SAN DIEGO — Before Manny Machado picked San Diego, before Fernando Tatis Jr. earned his callup, before general manager A.J. Preller’s spending spree turned up a rotation full of aces, before the Padres were good and fun and wore brown — Eric Hosmer signed on the dotted line.
In retrospect, that moment serves as something of a turning point for this once-forlorn franchise. But on that late-February afternoon in 2018, could Hosmer have truly envisioned this?
“Definitely not to this extreme,” Hosmer said last week. “If you were to tell me Manny would’ve been here a year after me, then followed by [Blake] Snell and [Yu] Darvish — and I’d heard a lot about Fernando obviously, but I didn’t realize how good he actually was until I got here and got to see him on a day-to-day basis.
“I definitely had an idea about this team being good, having a lot of talent. But this amount of talent on one team is pretty special. You certainly didn’t expect this.”
Hosmer sure seems determined to make the most of it. Two games into the 2021 season, the Padres are 2-0, and he’s the one doing the heavy lifting. For the second consecutive game, Hosmer homered and had three hits as the Padres held off the D-backs, 4-2, at Petco Park on Friday night.
Hosmer launched a two-run home run to right field in the third, then tacked on an insurance run with a two-out RBI single in the seventh.

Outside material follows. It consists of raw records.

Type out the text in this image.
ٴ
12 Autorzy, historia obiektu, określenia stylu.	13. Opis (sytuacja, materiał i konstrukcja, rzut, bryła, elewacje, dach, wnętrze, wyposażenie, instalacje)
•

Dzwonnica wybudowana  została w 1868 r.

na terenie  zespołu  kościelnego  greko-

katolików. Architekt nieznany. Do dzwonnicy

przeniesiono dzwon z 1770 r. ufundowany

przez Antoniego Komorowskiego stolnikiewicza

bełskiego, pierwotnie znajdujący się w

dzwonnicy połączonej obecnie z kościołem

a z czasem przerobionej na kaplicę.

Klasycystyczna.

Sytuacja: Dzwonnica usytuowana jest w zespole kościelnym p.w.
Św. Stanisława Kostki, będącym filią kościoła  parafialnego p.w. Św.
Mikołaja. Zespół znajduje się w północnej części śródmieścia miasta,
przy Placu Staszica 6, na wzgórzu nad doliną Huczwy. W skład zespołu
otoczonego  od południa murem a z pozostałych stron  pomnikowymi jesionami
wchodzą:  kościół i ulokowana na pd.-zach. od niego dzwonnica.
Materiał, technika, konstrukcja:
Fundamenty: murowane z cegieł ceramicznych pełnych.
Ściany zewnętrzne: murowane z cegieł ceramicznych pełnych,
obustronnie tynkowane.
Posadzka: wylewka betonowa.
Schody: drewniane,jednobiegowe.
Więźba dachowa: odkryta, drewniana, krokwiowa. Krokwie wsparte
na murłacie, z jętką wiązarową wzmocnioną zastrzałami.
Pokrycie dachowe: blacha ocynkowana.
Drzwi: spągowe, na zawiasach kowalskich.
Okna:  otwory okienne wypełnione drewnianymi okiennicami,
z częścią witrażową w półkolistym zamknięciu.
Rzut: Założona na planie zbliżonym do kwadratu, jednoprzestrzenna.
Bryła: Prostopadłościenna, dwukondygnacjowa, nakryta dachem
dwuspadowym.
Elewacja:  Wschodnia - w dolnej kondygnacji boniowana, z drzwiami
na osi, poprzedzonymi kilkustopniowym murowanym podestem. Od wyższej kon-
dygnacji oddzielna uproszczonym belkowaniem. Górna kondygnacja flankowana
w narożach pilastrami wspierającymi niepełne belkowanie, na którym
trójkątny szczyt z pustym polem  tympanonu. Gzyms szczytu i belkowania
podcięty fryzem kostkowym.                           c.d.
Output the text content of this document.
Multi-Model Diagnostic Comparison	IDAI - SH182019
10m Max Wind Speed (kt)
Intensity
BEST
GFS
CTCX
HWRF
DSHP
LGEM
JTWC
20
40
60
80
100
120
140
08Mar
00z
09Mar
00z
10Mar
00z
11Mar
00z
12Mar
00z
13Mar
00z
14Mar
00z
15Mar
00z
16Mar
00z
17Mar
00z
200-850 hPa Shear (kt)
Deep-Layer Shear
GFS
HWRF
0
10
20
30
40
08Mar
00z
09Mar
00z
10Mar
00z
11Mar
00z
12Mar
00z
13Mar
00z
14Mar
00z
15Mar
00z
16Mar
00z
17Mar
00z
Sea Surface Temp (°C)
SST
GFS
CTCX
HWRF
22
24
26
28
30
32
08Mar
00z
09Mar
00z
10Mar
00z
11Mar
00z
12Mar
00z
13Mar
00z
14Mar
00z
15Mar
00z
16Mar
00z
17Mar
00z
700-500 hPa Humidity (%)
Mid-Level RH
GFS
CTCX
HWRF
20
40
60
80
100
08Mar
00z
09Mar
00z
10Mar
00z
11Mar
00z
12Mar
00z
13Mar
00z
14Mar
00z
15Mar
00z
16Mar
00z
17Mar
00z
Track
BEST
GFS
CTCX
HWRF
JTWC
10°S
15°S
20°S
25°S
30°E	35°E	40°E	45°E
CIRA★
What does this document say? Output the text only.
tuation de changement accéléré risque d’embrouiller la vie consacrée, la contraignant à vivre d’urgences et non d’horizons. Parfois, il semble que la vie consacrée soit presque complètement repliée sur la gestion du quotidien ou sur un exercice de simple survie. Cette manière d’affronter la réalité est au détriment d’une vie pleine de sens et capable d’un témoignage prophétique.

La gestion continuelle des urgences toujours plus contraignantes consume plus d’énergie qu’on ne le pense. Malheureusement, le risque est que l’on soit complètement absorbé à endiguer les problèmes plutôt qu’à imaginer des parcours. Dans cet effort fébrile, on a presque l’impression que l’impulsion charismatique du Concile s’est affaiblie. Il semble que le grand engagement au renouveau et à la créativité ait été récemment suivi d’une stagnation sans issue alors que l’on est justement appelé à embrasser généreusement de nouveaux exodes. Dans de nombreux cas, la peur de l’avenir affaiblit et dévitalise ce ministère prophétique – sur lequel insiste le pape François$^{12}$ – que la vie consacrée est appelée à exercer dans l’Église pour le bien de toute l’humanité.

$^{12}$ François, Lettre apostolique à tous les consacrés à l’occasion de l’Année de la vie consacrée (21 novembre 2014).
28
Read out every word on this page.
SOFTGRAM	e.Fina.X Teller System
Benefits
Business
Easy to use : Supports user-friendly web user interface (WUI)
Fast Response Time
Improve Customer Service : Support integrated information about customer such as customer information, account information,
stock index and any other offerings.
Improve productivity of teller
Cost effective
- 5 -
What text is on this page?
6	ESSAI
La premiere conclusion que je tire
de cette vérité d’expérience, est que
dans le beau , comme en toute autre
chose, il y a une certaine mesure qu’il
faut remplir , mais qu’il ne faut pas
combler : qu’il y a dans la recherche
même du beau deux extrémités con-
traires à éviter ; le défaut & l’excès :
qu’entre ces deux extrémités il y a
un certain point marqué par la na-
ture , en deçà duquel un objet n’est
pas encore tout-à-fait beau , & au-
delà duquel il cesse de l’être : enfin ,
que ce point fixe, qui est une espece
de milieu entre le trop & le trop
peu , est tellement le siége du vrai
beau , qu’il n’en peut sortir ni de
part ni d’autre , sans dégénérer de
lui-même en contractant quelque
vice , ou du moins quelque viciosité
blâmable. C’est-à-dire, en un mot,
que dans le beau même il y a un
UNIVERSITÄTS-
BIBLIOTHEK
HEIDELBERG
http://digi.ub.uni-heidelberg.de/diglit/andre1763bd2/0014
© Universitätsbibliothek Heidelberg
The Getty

He’s made four trips to the plate this season with runners in scoring position, and he has hits in all four.
“It starts with: Eric wants to be up there in those moments,” Padres manager Jayce Tingler said. “He does a good job of being aggressive on the pitches that he can get the barrel to.”
Hosmer’s 13 total bases through the team’s first two games of the season are the most in franchise history. He’s also the first Padres player to begin a season by recording three hits in each of the team’s first two games.
So while Machado and Tatis have started the season on the chilly side — they’ve combined to go 1-for-15, and Tatis has committed three errors — the Padres have made up for it with more than enough production from Hosmer, their original nine-figure signing.
After a nervy win on Opening Day — in which Tingler admitted to sticking with Darvish too long, then used all four of his primary bullpen weapons — San Diego played Friday’s game like it knew it had 160 left. The National League West won’t be won on opening weekend. So, Blake Snell got an early hook after 4 2/3 innings in his Padres debut, and Tingler reshuffled his bullpen to give some of his key arms an early rest.
Snell, of course, infamously received an early hook in his last start as well — pitching Game 6 of the World Series for the Rays against the Dodgers. He was cruising on Friday night, having punched out eight across 4 2/3 scoreless innings. But the circumstances — as Snell was quick to point out — were different. The Padres had him on a first-start pitch limit of 85, and he’d already exceeded that count by one.
“I’m not here to throw nine innings in the first game that I pitch,” Snell said. “It doesn’t matter to me. No one remembers your first couple months of a season. They remember how you finish and what you do in the postseason. … We’re going to build this the right way, and we’ll start to get some innings and some depth. Then we can have some fun.”
After Snell’s removal, the D-backs got two runs back in the seventh when Ketel Marte homered off right-hander Craig Stammen. But Hosmer answered with his two-out RBI knock in the bottom of the frame.
“He loves those opportunities and thrives on them,” Tingler said. “He’s been as successful as anybody in those situations.”
After his big Opening Day performance, Hosmer set the bar high for the Padres’ offense, saying he felt it should be the best in MLB in 2021. When he arrived in San Diego, it was arguably the worst. What a difference a few years make.
But Hosmer has never been one for “on-paper” accomplishments. The Padres have built an excellent roster, sure. In Hosmer’s eyes, that doesn’t mean anything.
“We have a special group here,” Hosmer said. “We have a lot of talent. Now, it’s time to put that talent to work.”
Through two games, Hosmer is walking the walk.